You should aim to get your referral rate above 75 per cent, i.e. 75 per cent of your client base is referring new customers to you. Anything below that means your company is not customer-centric.
For example, Zappos attribute 75 per cent of their sales as coming in from repeat customers. The average order size for returning customers is about $140, compared to about $110 for first-time customers.
This shows just how customer-centric the company really is.
However, ultimately, it’s the companys ethos of going above and beyond that gets their customers acting as their biggest, best and lowest cost form of advertising.
There are several examples of this, which Zappos practices 24/7; “When Zappos offered special return shipping assistance, beyond their company policies…the good word about the company spread quickly throughout the blogosphere.” (Source: Exceptional Service, Exceptional Profit: The Secrets of Building a Five-Star Customer Service Organization, Leonardo Inghilleri and Micah Solomon, Amacom Books (New York), p. 116, 2010)
This, in Hsiehs words, is delivering the “WOW through service” and thats what gets people talking.
Social media plays a part ion spreading the message but according to Hsieh it’s the reaching out to, and speaking with, customers that actually gets customers spreading the word.
“We don’t really look at Twitter as a marketing vehicle, so we don’t look at how it translates into the bottom line. What we care about is being able to connect with our customers on a more personal level.

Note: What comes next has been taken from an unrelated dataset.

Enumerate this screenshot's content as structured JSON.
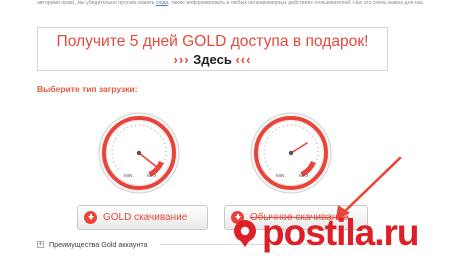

We do that through the telephone as well as through Twitter. Nobody writes about the telephone because it’s not an interesting news story, but we believe it’s actually one of the best branding devices out there. explains Hsieh.
Great customer service is also engrained in their company culture.
Hsieh states: For example, every new employee that we hire in our corporate office is required to go through four weeks of customer loyalty training (answering phones in the call center) before starting the job that he/she was actually hired for. To us, customer service isn’t just a department — it is the entire company.
The proof is in the pudding; Zappos testimonials page is full of loving, grateful, thankful messages to their staff. They demonstrate that if you listen and give your customers what they want, and go above and beyond what they expect of you, then they will promote you and be your customer (and possibly friend) for life.